Another casualty of Frances.

By day 10 we still had no power and I was beyond upset.  And poor Mike was bearing the brunt of me cursing FP&L.  I didn't care that I had no power at home.  I didn't care that I didn't have a warm shower or good meal in over a week but I did care that I couldn't do my job!  On day 11 Mike got into the jeep and started to drive around Port St.
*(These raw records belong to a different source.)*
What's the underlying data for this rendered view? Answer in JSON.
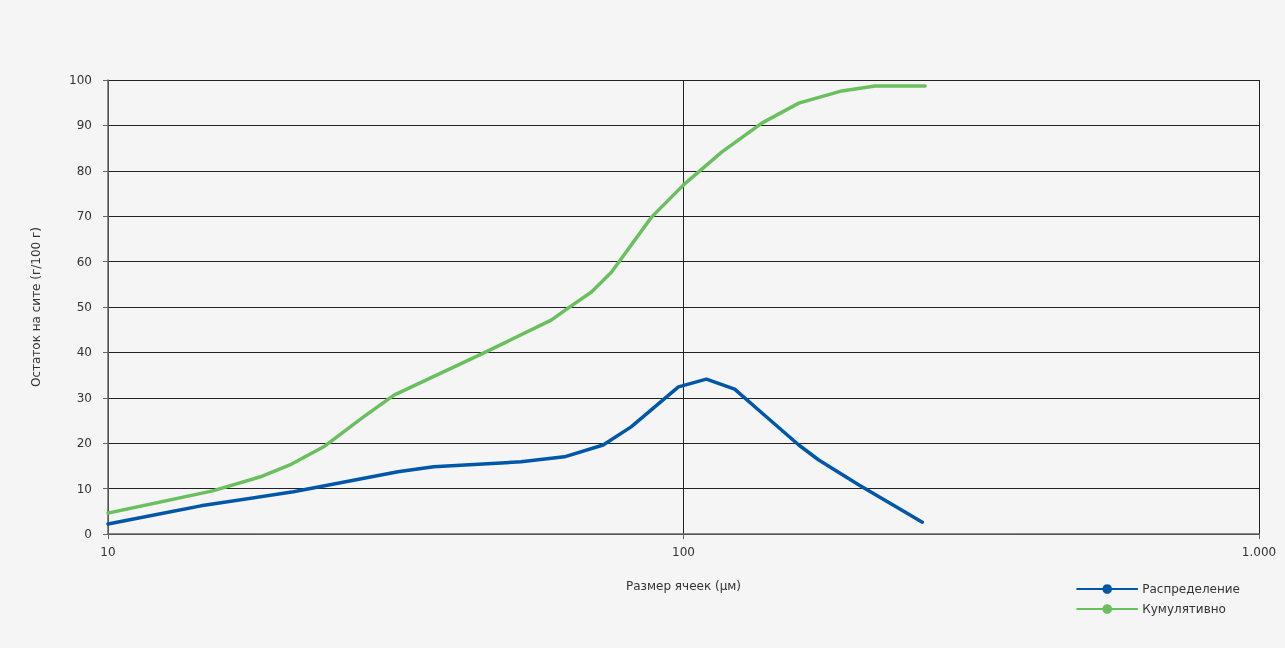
{
  "chart_data": {
    "type": "line",
    "xlabel": "Размер ячеек (µм)",
    "ylabel": "Остаток на сите (г/100 г)",
    "log": "x",
    "xlim": [
      10,
      1000
    ],
    "xticks": [
      10,
      100,
      {
        "value": 1000,
        "label": "1.000"
      }
    ],
    "ylim": [
      0,
      100
    ],
    "yticks": [
      0,
      10,
      20,
      30,
      40,
      50,
      60,
      70,
      80,
      90,
      100
    ],
    "grid": true,
    "legend": "bottom right",
    "marker": "none",
    "line_style": "solid",
    "series": [
      {
        "name": "Распределение",
        "color": "#0057a8",
        "x": [
          10,
          14.5,
          21,
          31.9,
          36.8,
          52.2,
          62.1,
          72.5,
          81.1,
          98,
          109.6,
          122.7,
          158.6,
          171.8,
          201.8,
          260
        ],
        "values": [
          2.2,
          6.2,
          9.3,
          13.7,
          14.8,
          15.9,
          17,
          19.6,
          23.6,
          32.4,
          34.1,
          31.9,
          19.6,
          16.3,
          10.8,
          2.6
        ]
      },
      {
        "name": "Кумулятивно",
        "color": "#6abf5e",
        "x": [
          10,
          15.2,
          18.4,
          20.7,
          23.7,
          27.8,
          31.4,
          45,
          58.9,
          63.1,
          69.2,
          75,
          88,
          100,
          116.5,
          136.8,
          158.6,
          188.4,
          215.2,
          263
        ],
        "values": [
          4.6,
          9.5,
          12.6,
          15.2,
          19.2,
          25.8,
          30.6,
          39.9,
          47.1,
          49.8,
          53.3,
          57.7,
          69.8,
          76.9,
          84.1,
          90.5,
          94.9,
          97.6,
          98.7,
          98.7
        ]
      }
    ]
  }
}
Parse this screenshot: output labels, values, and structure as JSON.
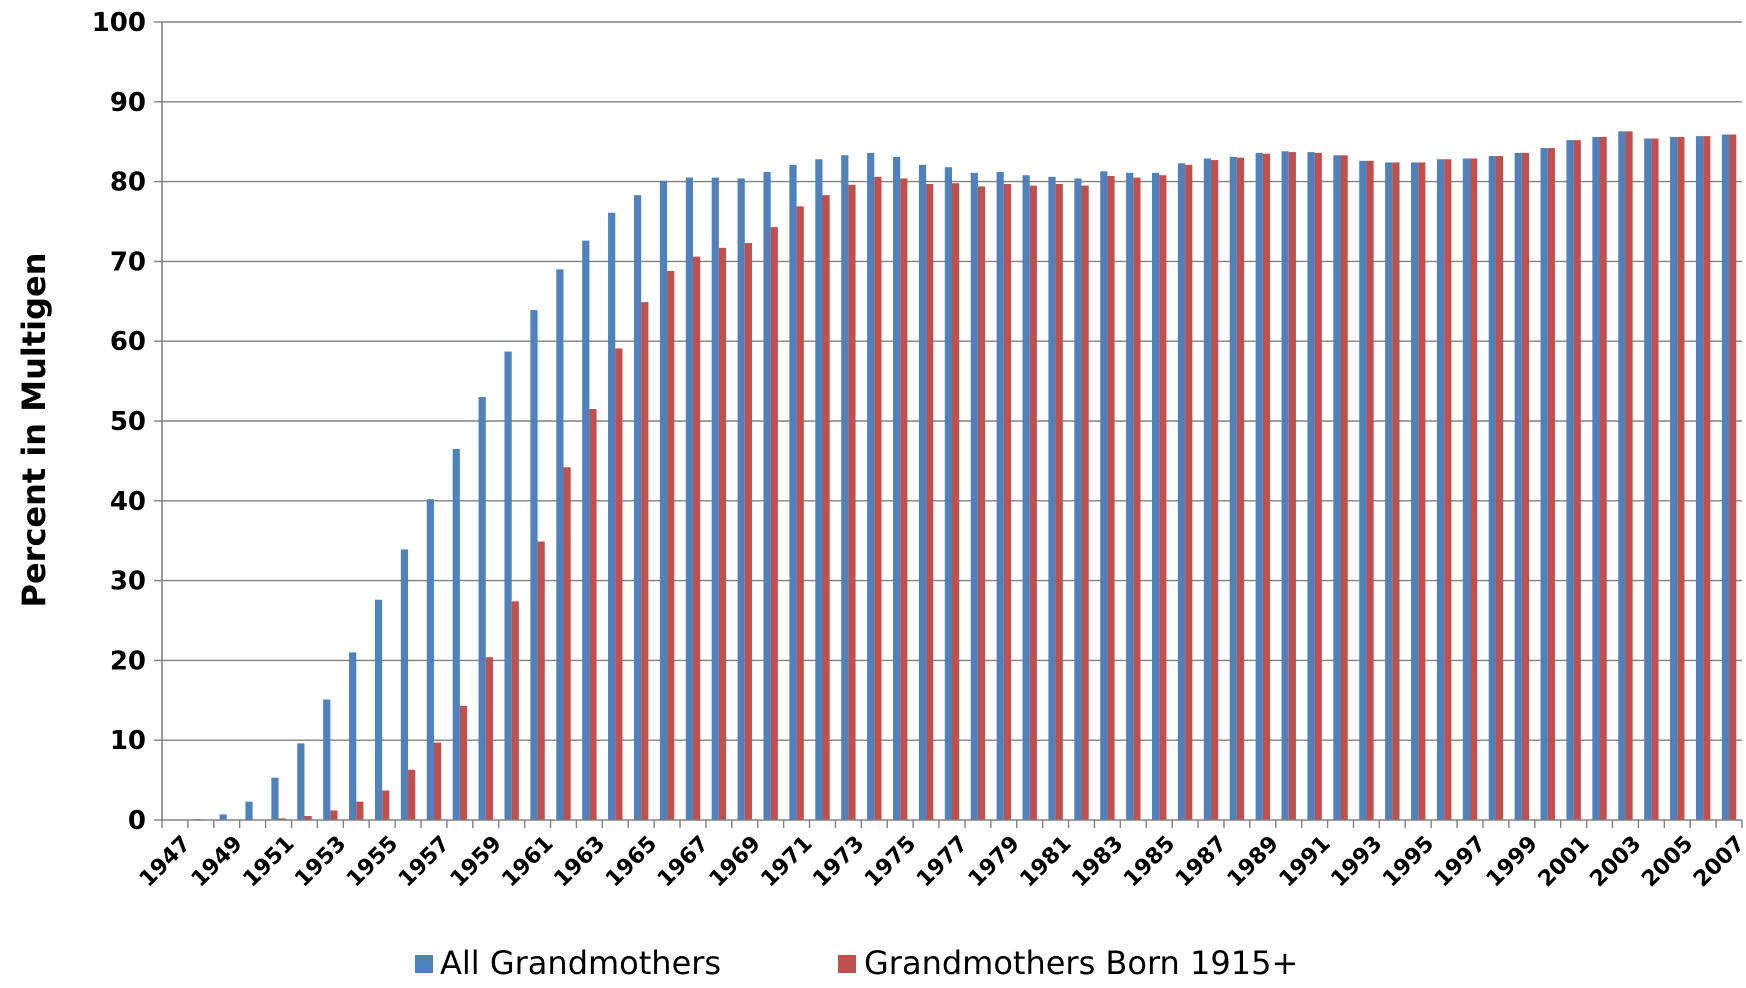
{
  "chart_data": {
    "type": "bar",
    "ylabel": "Percent in Multigen",
    "xlabel": "",
    "ylim": [
      0,
      100
    ],
    "yticks": [
      0,
      10,
      20,
      30,
      40,
      50,
      60,
      70,
      80,
      90,
      100
    ],
    "grid": "horizontal",
    "legend_position": "bottom",
    "colors": {
      "series_0": "#4f81bd",
      "series_1": "#c0504d",
      "grid": "#808080",
      "axis": "#808080"
    },
    "x_tick_labels": [
      "1947",
      "1949",
      "1951",
      "1953",
      "1955",
      "1957",
      "1959",
      "1961",
      "1963",
      "1965",
      "1967",
      "1969",
      "1971",
      "1973",
      "1975",
      "1977",
      "1979",
      "1981",
      "1983",
      "1985",
      "1987",
      "1989",
      "1991",
      "1993",
      "1995",
      "1997",
      "1999",
      "2001",
      "2003",
      "2005",
      "2007"
    ],
    "categories": [
      1947,
      1948,
      1949,
      1950,
      1951,
      1952,
      1953,
      1954,
      1955,
      1956,
      1957,
      1958,
      1959,
      1960,
      1961,
      1962,
      1963,
      1964,
      1965,
      1966,
      1967,
      1968,
      1969,
      1970,
      1971,
      1972,
      1973,
      1974,
      1975,
      1976,
      1977,
      1978,
      1979,
      1980,
      1981,
      1982,
      1983,
      1984,
      1985,
      1986,
      1987,
      1988,
      1989,
      1990,
      1991,
      1992,
      1993,
      1994,
      1995,
      1996,
      1997,
      1998,
      1999,
      2000,
      2001,
      2002,
      2003,
      2004,
      2005,
      2006,
      2007
    ],
    "series": [
      {
        "name": "All Grandmothers",
        "values": [
          0.0,
          0.1,
          0.7,
          2.3,
          5.3,
          9.6,
          15.1,
          21.0,
          27.6,
          33.9,
          40.2,
          46.5,
          53.0,
          58.7,
          63.9,
          69.0,
          72.6,
          76.1,
          78.3,
          80.1,
          80.5,
          80.5,
          80.4,
          81.2,
          82.1,
          82.8,
          83.3,
          83.6,
          83.1,
          82.1,
          81.8,
          81.1,
          81.2,
          80.8,
          80.6,
          80.4,
          81.3,
          81.1,
          81.1,
          82.3,
          82.9,
          83.1,
          83.6,
          83.8,
          83.7,
          83.3,
          82.6,
          82.4,
          82.4,
          82.8,
          82.9,
          83.2,
          83.6,
          84.2,
          85.2,
          85.6,
          86.3,
          85.4,
          85.6,
          85.7,
          85.9
        ]
      },
      {
        "name": "Grandmothers Born 1915+",
        "values": [
          0.0,
          0.0,
          0.0,
          0.0,
          0.2,
          0.5,
          1.2,
          2.3,
          3.7,
          6.3,
          9.7,
          14.3,
          20.4,
          27.4,
          34.9,
          44.2,
          51.5,
          59.1,
          64.9,
          68.8,
          70.6,
          71.7,
          72.3,
          74.3,
          76.9,
          78.3,
          79.6,
          80.6,
          80.4,
          79.7,
          79.8,
          79.4,
          79.7,
          79.5,
          79.7,
          79.5,
          80.7,
          80.5,
          80.8,
          82.1,
          82.7,
          83.0,
          83.5,
          83.7,
          83.6,
          83.3,
          82.6,
          82.4,
          82.4,
          82.8,
          82.9,
          83.2,
          83.6,
          84.2,
          85.2,
          85.6,
          86.3,
          85.4,
          85.6,
          85.7,
          85.9
        ]
      }
    ]
  }
}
Lucie.  He found a crew working on the lines.  He explained the situation to them and was getting nowhere until he told them the problem with the pets in the freezer.  Suddenly, THAT made them say WOW!  We need to get your power back on!  The FP&L crew said that they would get to it by that afternoon and that we would have power the following day.  We were pleased but wanted to see it before we believed it.  About 2 hours later, as we were closing up at noon, a Canadian electrical crew came by and asked us where that problem was.  We showed them and asked them if they thought they could have the power on by the next day.  They said they thought they could have it on that afternoon.  Mike and I went to eat lunch in a restaurant that actually had air conditioning-at this point it was a real treat.  After eating, we decided to swing by work to see if, by some miracle they actually had the power back on.  Well bless their hearts, the Canadian crew had our power back on and it only took them an hour and a half!  We were back at work, cleaning and washing and trying to get the hospital back into hospital shape the next day. 

Then a few days later came tropical storm Ivan.  Then 2 weeks later came hurricane Jeanne a Cat 3.  We were without power during Jeanne as well but only for 6 days and the Canadians repair stayed repaired.  Also during the lull between Frances and Jeanne Mike bought another generator so with Jeanne we had TWO generators, one for the house and one for the office.  It helped us avoid the daily schlepping of the generator back and forth between the house and the office.  And also it helped us avoid the loss of all our vaccines and refrigerated medicines so we were able to work better during Jeanne, if only for 3 hours per day.

So what did we learn from the catastrophe of 2004-the Canadians are good people even though they do talk funny.  Seriously, we learned not to underestimate even a cat 2 storm.  You need to be prepared and you can't rely on others.  It wasn't the winds but the duration that was the problem.  Be prepared for the long haul and be ready for disappointments and we'll get through it easier.  Estimate how much water, ice, gasoline that you'll need then double it.  As long as you are there to give them food and water and attention, your animals don't care if there is heat, electricity or air conditioning.  Animals are so easy as long as you are there to reassure them. 
Don't leave them behind.  Also we learned that generators are a necessity.

Mike and I invested in a diesel powered generator capable of running 90% of the hospital.  It is the most money we have ever spent on something that we hope we will never use.  However, if we do need it, we will be ready and able to serve our clients and patients.

And we also learned that sometimes love and prayer do work miracles.  The little kitten with the very high fever lived through sheer will and love.  I had very little to do with it but every time the now BIG guy comes in, I am encouraged that life finds a way if only given a little help.